VP : L’agriculture peut aider à développer ces énergies propres. Sur les toits des étables et des granges, il y a beaucoup d’espace pour les panneaux solaires.
DY : Les investissements dans des installations solaires ou des pompes à chaleur peuvent sembler coûteux aujourd’hui. Cependant, à long terme, ils en valent la peine car ils permettent d’économiser beaucoup d’énergie. J’aimerais encore pouvoir montrer à mes enfants à quel point c’est amusant de skier.
BPSO : Et qu’en est-il de l’avenir ? En 2050, la Suisse entend ne plus émettre de gaz à effet de serre. Vous, Monsieur Yule, vous serez plus jeune que moi aujourd’hui. Nous avons trente ans devant nous pour apprendre à vivre sans énergie fossile. De par votre engagement, vous êtes tous les deux de remarquables précurseurs. Vous nous encouragez et vous êtes la preuve que le changement est possible !
Valérie Piccand (née en 1979) est ingénieure-agronome. Elle exploite une ferme aux Reussilles (BE) où l’on pratique l’élevage et la production fourragère. Elle est co-présidente de la coopérative « Autrement », qui gère un magasin de produits biologiques locaux à Tramelan.

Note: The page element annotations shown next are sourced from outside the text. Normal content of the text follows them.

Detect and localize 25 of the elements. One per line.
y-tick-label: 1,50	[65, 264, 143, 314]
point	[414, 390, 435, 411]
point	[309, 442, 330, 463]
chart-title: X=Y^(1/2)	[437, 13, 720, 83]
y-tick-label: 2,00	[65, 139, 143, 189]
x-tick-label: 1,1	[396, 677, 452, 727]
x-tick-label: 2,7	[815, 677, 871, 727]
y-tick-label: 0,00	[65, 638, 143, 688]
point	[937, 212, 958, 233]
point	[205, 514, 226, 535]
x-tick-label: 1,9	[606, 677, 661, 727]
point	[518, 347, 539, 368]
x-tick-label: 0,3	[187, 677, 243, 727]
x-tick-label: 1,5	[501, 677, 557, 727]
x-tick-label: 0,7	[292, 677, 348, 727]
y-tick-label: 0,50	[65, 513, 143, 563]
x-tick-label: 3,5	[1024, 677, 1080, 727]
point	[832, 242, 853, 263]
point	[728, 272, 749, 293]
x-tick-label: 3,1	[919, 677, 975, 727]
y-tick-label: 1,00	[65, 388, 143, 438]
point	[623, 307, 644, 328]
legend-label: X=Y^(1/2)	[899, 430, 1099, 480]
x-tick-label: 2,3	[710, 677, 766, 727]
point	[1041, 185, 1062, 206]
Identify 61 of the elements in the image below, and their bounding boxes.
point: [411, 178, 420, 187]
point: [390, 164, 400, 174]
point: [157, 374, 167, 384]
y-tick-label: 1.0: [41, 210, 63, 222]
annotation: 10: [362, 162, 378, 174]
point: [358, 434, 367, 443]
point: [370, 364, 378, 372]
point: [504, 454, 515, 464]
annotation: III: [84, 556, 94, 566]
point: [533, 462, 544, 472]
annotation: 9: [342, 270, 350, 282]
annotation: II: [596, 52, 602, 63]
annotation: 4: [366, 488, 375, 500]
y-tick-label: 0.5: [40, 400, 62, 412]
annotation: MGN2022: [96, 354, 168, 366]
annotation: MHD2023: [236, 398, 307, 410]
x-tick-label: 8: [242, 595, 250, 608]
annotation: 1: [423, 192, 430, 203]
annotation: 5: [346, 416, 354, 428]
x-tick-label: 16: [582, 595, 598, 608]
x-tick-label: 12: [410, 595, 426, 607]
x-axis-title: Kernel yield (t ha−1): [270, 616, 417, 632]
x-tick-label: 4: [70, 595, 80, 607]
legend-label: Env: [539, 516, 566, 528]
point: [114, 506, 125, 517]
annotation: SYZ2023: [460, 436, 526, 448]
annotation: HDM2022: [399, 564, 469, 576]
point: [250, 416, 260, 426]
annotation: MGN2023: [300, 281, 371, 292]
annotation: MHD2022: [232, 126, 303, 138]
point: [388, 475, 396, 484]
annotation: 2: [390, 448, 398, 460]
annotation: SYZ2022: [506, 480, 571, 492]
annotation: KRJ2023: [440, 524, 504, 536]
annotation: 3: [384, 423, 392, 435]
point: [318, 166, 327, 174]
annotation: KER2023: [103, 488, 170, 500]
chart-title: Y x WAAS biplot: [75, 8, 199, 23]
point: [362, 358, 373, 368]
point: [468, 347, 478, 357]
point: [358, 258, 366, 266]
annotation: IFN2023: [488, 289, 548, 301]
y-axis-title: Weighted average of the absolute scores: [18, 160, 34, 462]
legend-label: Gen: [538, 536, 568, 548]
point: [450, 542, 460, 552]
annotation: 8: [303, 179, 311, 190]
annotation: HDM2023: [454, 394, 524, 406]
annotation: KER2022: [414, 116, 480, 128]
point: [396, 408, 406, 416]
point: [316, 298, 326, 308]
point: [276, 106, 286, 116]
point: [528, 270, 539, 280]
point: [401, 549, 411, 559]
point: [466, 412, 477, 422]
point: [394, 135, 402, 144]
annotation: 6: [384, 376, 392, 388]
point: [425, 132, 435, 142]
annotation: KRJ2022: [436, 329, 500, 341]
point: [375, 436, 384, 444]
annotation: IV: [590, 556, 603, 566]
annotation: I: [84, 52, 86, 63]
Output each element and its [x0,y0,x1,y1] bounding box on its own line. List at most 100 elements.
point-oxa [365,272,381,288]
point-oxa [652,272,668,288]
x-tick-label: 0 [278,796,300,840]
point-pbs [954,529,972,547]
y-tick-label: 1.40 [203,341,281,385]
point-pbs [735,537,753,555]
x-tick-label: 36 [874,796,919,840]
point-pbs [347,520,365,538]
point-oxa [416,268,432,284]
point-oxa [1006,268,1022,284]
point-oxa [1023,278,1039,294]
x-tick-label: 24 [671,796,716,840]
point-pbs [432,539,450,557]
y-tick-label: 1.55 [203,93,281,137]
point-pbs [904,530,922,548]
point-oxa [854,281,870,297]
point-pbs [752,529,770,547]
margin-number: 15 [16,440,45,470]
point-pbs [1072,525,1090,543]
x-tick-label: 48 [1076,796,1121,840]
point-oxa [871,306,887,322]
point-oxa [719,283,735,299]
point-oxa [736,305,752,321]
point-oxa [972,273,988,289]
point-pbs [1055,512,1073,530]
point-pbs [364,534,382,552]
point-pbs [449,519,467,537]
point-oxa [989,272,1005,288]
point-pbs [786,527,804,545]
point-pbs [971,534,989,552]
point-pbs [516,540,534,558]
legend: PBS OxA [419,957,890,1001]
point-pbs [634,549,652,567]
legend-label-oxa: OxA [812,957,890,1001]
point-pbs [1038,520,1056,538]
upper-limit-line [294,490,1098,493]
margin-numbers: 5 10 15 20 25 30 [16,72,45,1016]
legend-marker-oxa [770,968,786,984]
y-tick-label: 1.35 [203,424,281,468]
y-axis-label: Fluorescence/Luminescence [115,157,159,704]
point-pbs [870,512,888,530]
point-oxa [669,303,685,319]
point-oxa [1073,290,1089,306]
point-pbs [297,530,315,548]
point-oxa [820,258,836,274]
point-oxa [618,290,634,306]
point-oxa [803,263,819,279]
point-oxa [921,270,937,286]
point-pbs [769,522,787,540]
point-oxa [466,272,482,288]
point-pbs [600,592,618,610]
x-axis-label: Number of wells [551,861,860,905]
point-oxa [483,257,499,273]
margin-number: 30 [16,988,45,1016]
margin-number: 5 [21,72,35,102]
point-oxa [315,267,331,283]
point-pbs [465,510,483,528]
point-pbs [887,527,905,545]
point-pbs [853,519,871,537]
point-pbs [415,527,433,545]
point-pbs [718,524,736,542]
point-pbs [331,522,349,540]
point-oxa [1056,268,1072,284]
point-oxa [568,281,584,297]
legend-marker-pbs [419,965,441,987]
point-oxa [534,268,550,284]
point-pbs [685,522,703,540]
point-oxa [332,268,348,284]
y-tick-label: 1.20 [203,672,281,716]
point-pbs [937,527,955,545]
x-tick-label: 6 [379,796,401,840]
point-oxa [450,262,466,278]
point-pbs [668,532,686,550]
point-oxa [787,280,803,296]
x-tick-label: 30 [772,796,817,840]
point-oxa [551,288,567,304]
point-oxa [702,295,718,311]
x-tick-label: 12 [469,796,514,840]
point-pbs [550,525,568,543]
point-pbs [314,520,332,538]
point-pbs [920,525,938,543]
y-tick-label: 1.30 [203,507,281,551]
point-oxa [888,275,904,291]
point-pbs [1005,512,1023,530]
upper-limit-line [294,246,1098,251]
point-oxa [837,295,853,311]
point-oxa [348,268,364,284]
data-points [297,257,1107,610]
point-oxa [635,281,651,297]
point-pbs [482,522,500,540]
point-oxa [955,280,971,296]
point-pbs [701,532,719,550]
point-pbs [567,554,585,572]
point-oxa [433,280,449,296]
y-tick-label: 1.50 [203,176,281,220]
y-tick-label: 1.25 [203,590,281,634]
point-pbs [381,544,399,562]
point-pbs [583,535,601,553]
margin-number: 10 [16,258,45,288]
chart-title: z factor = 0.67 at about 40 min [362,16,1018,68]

Daniel Yule (né en 1993) est membre de l’équipe nationale de ski alpin. Le Valaisan spécialiste du slalom a remporté la médaille d’or en équipe aux Jeux Olympiques de 2018 et aux Championnats du Monde de 2019 et, en tant que porte-parole des athlètes de la Fédération Internationale de Ski FIS, il s’exprime régulièrement sur le changement climatique.